Accurate Viscous Free Surfaces for Buckling,
Coiling, and Rotating Liquids

A stream of highly viscous liquid spontaneously coils and buckles due to the
application of correct traction free boundary conditions at the liquid-air interface.


Abstract: We present a fully implicit Eulerian technique for simulating free surface viscous liquids which eliminates artifacts in previous approaches, efficiently supports variable viscosity, and allows the simulation of more compelling viscous behaviour than previously achieved in graphics. Our method exploits a variational principle which automatically enforces the complex boundary condition on the shear stress at the free surface, while giving rise to a simple discretization with a symmetric positive definite linear system. We demonstrate examples of our technique capturing realistic buckling, folding and coiling behavior. In addition, we explain how to handle domains whose boundary comprises both ghost fluid Dirichlet and variational Neumann parts, allowing correct behaviour at free surfaces and solid walls for both our viscous solve and the variational pressure projection of [Batty et al. 2007].

Paper: PDF

Talk: Powerpoint

Video: Quicktime

Sample Code: Viscosity2D
A 2D implementation of our approach, built on top of a very simple free surface liquid simulator.

Authors:
Christopher Batty - University of British Columbia
Robert Bridson - University of British Columbia

Citation: C. Batty and R. Bridson.
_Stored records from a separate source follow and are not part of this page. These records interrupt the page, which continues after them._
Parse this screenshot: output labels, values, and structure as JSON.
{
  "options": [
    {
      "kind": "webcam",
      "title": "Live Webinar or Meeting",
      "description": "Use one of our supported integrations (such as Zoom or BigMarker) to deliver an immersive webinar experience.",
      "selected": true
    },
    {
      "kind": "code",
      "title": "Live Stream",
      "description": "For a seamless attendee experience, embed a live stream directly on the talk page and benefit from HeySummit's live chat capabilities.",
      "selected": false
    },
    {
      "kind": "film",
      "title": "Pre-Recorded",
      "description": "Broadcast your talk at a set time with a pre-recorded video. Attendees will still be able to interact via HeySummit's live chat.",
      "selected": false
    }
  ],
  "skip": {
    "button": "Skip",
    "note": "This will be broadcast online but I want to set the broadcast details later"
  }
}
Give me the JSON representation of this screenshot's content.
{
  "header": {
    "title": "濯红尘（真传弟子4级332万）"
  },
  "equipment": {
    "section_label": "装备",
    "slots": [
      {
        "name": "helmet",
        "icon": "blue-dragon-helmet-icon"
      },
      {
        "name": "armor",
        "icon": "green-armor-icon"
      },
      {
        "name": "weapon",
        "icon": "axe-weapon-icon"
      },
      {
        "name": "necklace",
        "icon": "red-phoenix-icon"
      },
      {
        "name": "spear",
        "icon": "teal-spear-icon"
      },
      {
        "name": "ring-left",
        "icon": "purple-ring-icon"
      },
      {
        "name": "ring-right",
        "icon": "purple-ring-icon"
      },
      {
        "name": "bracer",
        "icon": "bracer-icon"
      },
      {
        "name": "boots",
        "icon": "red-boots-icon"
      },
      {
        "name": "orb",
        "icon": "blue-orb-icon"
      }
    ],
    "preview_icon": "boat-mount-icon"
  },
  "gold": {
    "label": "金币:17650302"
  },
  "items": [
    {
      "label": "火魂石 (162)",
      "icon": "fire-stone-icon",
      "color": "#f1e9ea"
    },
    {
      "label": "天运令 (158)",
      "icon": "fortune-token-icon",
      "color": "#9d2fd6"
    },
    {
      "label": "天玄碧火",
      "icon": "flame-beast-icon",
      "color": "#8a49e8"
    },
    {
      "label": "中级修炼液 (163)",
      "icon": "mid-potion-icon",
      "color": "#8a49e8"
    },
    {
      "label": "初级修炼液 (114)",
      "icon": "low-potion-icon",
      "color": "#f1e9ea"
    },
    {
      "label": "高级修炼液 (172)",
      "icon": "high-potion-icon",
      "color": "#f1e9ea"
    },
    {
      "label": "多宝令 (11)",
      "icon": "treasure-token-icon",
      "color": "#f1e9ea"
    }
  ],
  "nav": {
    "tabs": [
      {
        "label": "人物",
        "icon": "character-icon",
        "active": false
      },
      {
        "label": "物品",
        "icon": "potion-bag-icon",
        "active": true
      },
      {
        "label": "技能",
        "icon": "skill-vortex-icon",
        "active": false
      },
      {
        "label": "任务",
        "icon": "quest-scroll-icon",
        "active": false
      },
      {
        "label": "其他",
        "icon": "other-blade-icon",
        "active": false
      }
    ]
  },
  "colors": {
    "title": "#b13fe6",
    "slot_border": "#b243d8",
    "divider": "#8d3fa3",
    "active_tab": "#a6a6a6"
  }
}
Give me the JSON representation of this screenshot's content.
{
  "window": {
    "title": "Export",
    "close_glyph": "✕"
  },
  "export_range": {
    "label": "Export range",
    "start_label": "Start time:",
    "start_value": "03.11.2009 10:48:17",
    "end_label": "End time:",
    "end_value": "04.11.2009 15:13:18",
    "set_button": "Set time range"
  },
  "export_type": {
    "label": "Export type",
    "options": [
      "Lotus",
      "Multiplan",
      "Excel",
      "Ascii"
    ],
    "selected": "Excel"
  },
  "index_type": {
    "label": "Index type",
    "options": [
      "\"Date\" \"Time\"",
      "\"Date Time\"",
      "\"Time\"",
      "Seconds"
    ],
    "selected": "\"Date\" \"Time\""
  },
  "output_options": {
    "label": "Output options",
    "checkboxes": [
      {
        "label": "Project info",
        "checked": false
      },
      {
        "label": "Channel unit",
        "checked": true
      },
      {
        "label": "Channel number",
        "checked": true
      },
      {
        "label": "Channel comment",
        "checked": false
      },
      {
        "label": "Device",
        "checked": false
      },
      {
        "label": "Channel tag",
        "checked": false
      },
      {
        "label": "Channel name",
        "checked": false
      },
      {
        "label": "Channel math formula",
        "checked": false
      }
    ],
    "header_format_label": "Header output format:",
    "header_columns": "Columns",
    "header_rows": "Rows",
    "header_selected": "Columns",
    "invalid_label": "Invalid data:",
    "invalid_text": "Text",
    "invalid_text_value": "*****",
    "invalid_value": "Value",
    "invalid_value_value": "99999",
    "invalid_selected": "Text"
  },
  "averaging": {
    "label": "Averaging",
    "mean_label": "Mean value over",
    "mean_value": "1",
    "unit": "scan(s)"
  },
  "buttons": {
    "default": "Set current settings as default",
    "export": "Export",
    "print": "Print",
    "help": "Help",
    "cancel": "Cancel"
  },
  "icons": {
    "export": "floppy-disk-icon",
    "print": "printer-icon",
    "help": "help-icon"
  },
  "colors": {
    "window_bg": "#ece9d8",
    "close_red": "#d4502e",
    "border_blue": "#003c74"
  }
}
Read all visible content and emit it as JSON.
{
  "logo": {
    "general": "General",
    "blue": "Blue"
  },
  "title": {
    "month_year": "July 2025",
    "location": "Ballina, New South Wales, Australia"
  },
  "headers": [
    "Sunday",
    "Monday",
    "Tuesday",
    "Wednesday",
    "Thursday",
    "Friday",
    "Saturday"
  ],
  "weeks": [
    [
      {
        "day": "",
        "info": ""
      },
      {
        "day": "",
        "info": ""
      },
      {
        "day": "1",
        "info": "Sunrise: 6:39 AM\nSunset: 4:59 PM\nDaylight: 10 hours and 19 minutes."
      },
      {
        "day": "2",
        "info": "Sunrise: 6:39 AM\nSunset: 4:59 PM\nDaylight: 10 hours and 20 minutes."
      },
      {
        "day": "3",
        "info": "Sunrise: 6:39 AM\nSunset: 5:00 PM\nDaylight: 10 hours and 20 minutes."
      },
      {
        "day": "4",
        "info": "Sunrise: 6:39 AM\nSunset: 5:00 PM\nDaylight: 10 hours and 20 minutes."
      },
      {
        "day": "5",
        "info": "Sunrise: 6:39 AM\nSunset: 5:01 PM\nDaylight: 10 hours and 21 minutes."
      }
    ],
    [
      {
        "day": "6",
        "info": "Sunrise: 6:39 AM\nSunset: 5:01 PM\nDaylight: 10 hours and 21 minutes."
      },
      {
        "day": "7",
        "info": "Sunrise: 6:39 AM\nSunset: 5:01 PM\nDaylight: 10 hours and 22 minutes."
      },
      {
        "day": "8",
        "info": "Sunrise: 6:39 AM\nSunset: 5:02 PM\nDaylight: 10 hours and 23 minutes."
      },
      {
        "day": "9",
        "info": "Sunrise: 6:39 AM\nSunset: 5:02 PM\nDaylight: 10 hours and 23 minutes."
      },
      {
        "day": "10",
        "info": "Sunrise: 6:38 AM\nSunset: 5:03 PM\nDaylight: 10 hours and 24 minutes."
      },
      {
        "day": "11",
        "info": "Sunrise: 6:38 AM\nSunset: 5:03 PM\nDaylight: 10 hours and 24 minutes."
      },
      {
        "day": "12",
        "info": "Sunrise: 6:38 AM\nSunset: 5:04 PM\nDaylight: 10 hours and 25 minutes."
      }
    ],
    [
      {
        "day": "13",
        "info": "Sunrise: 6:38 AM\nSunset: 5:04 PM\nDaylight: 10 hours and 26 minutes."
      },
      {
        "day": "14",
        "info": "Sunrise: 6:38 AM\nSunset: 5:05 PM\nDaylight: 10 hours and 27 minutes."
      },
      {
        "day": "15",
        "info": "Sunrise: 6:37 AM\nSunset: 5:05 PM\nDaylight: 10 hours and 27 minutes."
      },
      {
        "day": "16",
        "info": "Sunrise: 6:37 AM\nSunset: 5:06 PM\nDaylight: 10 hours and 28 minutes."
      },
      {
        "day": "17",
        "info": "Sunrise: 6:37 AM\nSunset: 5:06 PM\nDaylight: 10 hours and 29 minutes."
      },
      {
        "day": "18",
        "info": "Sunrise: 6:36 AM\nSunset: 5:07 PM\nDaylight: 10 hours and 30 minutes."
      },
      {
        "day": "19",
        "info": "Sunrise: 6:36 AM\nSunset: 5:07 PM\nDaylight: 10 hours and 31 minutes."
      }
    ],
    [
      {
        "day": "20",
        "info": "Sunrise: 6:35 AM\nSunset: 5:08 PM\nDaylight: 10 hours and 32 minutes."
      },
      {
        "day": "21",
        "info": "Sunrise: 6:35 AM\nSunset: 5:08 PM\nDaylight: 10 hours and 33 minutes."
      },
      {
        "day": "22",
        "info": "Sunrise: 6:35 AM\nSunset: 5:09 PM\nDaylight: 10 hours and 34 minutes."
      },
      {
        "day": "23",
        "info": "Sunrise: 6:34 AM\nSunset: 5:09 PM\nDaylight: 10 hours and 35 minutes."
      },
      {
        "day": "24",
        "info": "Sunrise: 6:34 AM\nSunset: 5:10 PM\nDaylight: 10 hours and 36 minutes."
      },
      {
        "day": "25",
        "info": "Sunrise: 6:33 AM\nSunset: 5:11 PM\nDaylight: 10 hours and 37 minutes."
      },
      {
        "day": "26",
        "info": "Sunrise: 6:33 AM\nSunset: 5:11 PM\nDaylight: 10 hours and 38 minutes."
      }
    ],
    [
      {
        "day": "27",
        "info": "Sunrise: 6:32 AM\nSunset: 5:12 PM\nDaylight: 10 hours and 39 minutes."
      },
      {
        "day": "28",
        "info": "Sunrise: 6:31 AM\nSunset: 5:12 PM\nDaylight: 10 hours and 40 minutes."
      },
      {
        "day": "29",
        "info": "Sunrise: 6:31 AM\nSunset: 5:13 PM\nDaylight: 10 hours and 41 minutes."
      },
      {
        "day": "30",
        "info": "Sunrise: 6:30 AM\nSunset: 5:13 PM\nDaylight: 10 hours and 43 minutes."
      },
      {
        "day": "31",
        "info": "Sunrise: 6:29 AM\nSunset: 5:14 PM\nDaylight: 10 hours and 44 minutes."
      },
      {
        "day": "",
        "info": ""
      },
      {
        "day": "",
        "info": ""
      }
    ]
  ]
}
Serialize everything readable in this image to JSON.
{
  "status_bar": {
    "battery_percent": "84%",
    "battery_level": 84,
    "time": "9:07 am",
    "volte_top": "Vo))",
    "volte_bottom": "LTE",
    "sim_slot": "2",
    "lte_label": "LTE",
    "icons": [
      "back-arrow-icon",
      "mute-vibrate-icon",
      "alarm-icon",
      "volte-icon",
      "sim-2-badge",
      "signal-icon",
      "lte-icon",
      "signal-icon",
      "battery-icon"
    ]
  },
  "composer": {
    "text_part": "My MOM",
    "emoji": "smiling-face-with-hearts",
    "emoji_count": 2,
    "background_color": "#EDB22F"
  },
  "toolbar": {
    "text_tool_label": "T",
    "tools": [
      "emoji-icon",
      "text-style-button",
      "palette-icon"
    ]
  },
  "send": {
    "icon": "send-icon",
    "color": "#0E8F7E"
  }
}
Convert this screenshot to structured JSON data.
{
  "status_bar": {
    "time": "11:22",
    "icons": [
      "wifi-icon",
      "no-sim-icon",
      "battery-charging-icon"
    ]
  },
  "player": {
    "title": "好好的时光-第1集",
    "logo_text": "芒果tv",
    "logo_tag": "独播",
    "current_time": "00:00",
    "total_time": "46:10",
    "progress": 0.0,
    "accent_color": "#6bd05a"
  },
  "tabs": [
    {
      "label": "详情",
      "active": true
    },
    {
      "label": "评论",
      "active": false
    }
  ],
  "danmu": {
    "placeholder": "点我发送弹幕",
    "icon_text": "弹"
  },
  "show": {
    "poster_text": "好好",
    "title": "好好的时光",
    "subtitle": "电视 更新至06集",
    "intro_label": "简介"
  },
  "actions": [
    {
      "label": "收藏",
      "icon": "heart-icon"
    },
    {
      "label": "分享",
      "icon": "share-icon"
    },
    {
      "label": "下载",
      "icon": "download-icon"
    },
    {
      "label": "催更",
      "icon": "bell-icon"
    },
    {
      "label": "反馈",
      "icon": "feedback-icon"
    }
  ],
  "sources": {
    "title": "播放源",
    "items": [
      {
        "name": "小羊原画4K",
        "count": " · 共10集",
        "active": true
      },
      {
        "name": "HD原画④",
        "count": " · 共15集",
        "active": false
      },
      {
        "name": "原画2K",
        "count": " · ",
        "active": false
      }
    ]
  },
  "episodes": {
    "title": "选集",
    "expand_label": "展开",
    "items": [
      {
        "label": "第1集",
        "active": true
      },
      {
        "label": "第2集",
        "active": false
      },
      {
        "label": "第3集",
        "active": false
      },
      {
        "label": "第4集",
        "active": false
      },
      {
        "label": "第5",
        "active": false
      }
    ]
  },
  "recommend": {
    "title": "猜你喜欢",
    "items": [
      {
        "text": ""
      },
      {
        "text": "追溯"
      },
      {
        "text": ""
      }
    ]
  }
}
Accurate Viscous Free Surfaces for Buckling, Coiling and Rotating Liquids. In Proceedings of ACM/Eurographics Symposium on Computer Animation, 2008.

Bibtex:

@inproceedings{viscousFluid08,
 author = {Christopher Batty and Robert Bridson},
 title = {Accurate Viscous Free Surfaces for Buckling, Coiling, and Rotating Liquids},
 booktitle = {Proceedings of the 2008 ACM/Eurographics Symposium on Computer Animation},
 pages = {219--228},
 year = {2008},
 month = {July},
}

Funding:
Natural Sciences and Engineering Research Council of Canada

Related Projects:
A Fast Variational Framework for Accurate Solid-Fluid Coupling
This paper introduces the idea of using a variational principle in combination with finite differences to easily capture a natural boundary condition using volume fractions. In this case, it is the solid boundary condition for pressure, whereas in the above paper the focus is on free surface boundary conditions for viscosity.

News:
As of this writing (Dec 2010) this technique is used in two commercial software products, DPIT EFFEX and Exotic Matter's Naiad.